My wonky scenario is that the security team have decided that traffic from the App Servers to the SQL VM must go through a firewall – that implies that the return traffic must also go through the firewall. No other traffic inside the app needs to go through the firewall. The firewall is deployed in a peered hub.

That means that I must split the GeneralSubnet into two source routing domains (subnets):

GeneralSubnet: Containing the Private Endpoint NICs and my new custom processing VMs.
AppServerSubnet: Containing only the app server VMs.

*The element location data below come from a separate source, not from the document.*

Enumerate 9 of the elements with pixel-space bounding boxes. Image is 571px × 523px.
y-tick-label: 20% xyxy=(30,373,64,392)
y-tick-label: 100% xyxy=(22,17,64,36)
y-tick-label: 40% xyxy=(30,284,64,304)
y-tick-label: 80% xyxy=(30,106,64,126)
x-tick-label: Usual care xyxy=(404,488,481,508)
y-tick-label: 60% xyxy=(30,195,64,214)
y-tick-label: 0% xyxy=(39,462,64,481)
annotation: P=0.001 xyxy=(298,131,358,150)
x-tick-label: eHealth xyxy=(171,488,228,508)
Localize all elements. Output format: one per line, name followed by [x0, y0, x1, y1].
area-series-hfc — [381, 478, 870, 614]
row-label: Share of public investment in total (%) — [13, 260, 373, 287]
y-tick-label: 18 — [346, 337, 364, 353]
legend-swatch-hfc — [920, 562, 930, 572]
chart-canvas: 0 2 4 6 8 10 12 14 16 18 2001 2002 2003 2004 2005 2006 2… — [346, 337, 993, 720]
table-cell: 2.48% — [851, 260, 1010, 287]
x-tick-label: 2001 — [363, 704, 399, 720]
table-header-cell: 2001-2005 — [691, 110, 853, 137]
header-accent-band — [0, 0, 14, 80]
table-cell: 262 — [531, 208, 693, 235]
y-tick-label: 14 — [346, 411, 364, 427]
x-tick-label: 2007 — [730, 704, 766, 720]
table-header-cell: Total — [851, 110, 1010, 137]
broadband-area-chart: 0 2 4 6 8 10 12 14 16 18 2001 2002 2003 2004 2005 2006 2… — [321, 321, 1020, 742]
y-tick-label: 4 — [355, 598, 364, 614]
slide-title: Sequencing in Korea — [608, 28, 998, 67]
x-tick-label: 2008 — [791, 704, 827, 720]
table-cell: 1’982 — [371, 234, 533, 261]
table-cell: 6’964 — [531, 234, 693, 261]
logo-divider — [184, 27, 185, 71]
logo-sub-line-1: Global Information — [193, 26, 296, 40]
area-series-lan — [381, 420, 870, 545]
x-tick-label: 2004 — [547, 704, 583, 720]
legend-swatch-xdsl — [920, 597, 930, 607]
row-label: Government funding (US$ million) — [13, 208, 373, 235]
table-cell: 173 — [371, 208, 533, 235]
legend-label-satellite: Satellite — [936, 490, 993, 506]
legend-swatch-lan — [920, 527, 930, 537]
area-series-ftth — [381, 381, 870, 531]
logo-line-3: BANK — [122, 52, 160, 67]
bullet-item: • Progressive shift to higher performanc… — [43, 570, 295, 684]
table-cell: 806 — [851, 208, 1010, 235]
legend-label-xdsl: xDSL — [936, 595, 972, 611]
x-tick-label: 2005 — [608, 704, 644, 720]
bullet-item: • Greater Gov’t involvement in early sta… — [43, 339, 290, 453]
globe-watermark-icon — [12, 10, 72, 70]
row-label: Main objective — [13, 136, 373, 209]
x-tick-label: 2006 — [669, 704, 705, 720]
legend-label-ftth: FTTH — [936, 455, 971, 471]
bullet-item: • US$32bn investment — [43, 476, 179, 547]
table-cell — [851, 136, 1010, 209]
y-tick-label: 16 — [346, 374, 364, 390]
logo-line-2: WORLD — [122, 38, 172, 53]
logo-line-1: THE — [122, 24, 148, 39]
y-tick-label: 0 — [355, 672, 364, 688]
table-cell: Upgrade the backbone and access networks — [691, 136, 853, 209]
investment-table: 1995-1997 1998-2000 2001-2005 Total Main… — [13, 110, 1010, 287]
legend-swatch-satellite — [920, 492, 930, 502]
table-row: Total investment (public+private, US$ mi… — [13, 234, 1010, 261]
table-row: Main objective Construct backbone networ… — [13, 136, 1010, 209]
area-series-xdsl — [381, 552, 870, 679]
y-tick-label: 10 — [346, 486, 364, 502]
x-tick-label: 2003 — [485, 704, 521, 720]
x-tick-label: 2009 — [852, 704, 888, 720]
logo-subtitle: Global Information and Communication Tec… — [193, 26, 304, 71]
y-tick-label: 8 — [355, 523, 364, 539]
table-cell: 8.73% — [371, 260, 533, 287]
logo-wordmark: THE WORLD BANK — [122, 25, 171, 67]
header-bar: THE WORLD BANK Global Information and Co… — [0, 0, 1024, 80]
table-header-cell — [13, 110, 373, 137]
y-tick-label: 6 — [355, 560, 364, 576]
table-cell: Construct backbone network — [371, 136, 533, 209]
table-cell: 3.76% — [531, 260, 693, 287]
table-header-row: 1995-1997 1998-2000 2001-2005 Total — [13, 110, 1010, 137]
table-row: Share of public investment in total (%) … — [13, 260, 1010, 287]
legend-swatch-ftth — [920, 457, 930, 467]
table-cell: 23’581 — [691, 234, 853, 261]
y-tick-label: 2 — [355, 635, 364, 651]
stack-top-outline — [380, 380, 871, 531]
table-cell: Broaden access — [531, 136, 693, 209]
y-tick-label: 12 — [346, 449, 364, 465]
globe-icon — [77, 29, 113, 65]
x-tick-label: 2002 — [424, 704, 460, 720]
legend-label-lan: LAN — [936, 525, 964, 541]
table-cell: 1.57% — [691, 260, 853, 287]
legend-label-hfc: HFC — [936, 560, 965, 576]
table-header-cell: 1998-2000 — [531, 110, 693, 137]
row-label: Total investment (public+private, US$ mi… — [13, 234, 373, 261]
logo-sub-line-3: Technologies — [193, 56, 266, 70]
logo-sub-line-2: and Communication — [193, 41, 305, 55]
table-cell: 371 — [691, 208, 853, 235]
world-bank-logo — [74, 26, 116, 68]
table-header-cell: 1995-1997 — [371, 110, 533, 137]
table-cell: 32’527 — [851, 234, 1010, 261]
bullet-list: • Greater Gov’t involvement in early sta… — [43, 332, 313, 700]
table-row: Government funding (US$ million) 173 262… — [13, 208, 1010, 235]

We will implement the desired via-firewall routing using User-Defined Routes in Route Tables:

AppServerSubnet: Go via the hub firewall to get to SqlMiSubnet.
SqlMiSubnet: Go via the hub firewall to get to AppServerSunet.

Remote Network Sources

So far, we have been using Application Security Groups (ASGs) to abstract IP addresses in our NSGs. ASGs are great, but they have restrictions:

Firewalls, including Azure Firewall, have no idea what an ASG is. You will have to use IP addresses as the sources in the firewall rules – possibly abstracted as IP Groups (Azure Firewall) or similar in third-party firewalls.
ASGs can only be used inside their parent subscription. You’re not going to be able to use them as sources in other workloads if you follow the subscription/workload approach of application landing zones.

Using an IP address(es) as a source is OK if the workload does not autoscale. What happens if your app tier/role uses autoscaling and addresses are mixed with addresses from other tiers/roles that should not have access to a remote resource?

There is only one way to solve this: break the source resource(s) out into their own subnet. I recently saw this one with a multi-subscription workload where there was going to be an Azure-hosted DevOps agent pool. Originally, the autoscaling pool was going to share a subnet with other VMs. However, I needed to grant HTTPS access to the DevOps pool only to all other resources. I couldn’t do that if the DevOps pool remained in a shared subnet. I split the pool into its own subnet and was able to use that subnet’s prefix as the source in the various firewall/NSG rules.

Scaling

There are two scaling scenarios that I can think of at the moment. You will have some workload component that will autoscale. The autoscaling role/tier requires a large number of IPs that you want to dedicate to that role/tier. In this case, yes, you may dedicate a subnet to that role/tier.

The second scenario is that you have followed a good practice of deploying a relatively small VNet for your workload, with some spare capacity for additional subnets. However, the scope of the workload has changed significantly. The spare capacity will not be enough. You need to expand the VNet, so you add a second IP prefix to the VNet. This means that new IP capacity requires additional subnets from the new prefix.

In Summary

Every diagram for a new VNet in Azure should start very simply: 1 subnet. Do not follow the overly-simple advice from “Azure expert”LinkedIn posts that say “create a subnet for every tier to create a security boundary”. You absolutely do not need to do that! Most workloads, even in large enterprises, are incredibly simple, and one subnet will suffice. You should only add subnets when the need requires it, as documented above.